Dès lors, aucune intervention dans le lit de la rivière ne devrait être autorisée tant que les résultats de l’enquête sur les causes de la pollution aux PCB ne sont pas connus.

8. Le dossier de DUP indique que : « le Comité Syndical proposera à l’exploitant une indemnité d’éviction basée sur les tarifs d’indemnisation proposés par la chambre d’agriculture d’Ile-de-France pour ce type d’exploitation. Le prix pourra faire l’objet de négociation. Par ailleurs, un bail rural sera signé avec l’exploitant sur la partie de la parcelle expropriée qui n’est pas impactée par les digues et les ouvrages d’entrée et de surverse. Ce bail, outre l’exploitation fourragère, permettra aux bovins d’accéder au canal intermédiaire pour leur permettre de s’abreuver. »

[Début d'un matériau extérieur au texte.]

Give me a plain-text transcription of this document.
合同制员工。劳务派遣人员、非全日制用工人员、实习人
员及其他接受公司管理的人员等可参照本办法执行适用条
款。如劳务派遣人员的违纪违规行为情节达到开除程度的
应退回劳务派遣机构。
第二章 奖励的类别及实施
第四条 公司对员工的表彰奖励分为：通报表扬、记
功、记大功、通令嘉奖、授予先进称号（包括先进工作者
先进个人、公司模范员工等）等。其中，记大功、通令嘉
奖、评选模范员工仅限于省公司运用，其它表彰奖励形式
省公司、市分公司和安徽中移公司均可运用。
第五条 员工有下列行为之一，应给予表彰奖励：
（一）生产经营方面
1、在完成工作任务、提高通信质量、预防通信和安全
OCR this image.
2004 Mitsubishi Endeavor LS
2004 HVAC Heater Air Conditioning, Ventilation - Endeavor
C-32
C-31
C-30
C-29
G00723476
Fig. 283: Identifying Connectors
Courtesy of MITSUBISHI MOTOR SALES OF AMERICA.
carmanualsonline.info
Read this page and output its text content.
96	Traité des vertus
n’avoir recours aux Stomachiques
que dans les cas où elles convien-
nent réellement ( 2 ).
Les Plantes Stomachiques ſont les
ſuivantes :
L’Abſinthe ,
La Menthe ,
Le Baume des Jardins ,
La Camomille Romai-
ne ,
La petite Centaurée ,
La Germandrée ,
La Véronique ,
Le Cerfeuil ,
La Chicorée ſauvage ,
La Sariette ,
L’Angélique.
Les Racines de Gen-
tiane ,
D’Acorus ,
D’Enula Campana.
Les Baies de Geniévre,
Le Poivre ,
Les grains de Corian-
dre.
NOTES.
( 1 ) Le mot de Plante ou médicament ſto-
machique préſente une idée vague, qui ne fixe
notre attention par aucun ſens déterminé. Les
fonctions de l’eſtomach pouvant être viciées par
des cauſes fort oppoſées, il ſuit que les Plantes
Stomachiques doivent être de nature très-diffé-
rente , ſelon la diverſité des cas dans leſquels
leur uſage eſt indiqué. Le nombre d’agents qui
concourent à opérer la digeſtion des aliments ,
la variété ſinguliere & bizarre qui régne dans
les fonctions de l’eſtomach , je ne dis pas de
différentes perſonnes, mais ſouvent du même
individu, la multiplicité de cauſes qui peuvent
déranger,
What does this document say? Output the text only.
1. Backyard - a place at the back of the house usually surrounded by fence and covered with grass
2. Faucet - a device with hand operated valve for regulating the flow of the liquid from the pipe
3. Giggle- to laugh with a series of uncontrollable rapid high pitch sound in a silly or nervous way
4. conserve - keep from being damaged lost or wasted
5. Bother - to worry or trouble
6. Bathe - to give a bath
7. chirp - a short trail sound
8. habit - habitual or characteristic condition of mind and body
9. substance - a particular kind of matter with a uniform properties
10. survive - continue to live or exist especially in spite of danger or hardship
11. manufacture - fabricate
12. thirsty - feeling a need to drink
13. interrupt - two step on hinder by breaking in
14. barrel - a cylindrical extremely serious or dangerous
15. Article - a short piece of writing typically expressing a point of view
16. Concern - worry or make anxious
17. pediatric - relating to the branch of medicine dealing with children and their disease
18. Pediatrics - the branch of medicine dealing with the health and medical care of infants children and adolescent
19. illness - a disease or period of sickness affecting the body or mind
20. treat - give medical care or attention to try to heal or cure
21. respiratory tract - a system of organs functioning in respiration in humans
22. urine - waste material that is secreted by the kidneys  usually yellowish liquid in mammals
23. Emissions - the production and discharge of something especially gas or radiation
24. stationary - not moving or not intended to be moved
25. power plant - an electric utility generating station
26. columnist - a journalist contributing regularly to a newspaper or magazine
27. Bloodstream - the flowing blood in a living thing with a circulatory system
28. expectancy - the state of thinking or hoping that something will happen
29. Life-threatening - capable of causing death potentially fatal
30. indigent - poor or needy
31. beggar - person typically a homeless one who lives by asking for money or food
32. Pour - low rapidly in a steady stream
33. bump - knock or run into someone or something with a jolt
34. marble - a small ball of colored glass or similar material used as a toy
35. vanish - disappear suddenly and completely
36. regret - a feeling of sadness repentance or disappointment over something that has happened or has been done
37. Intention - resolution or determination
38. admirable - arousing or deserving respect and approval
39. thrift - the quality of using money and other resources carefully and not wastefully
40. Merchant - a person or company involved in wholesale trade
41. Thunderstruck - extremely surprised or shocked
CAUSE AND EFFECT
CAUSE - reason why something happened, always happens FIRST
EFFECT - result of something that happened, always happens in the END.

Ces propositions sont irréalistes.

Tant que l’origine de la pollution n’est pas clairement identifiée et confinée, les risques de contamination de la parcelle ne peuvent pas être écartés.

Quel agriculteur prendrait le risque de faire paître un troupeau sur ces prairies dans de telles circonstances ?

Telles sont les raisons pour lesquelles les associations environnementales demandent au préfet de l’Essonne de bien vouloir annuler l’arrêté du 7 juillet 2014 déclarant d’utilité publique le projet de réalisation de l’ouvrage AM1L3 dit « barrage du Pivot ».

NOTES

1. M. Bernard VERA  a été le président fondateur de l’association des riverains du Bassin de la Prédecelle jusqu’à sa nomination à la présidence du SIHAL. M. CARLOTTI est toujours membre du bureau de cette association. Ils occupent tous les deux des maisons situées dans la zone inondable.
2. Cf les conclusions du rapport d’enquête DIG, recommandation n°1.
3. Une base de données du BRGM détaille les activités des anciennes usines installées près de la rivière et fait état de nombreuses substances dangereuses présentes sur le site jusqu’à la cession des terrains à la commune de Limours.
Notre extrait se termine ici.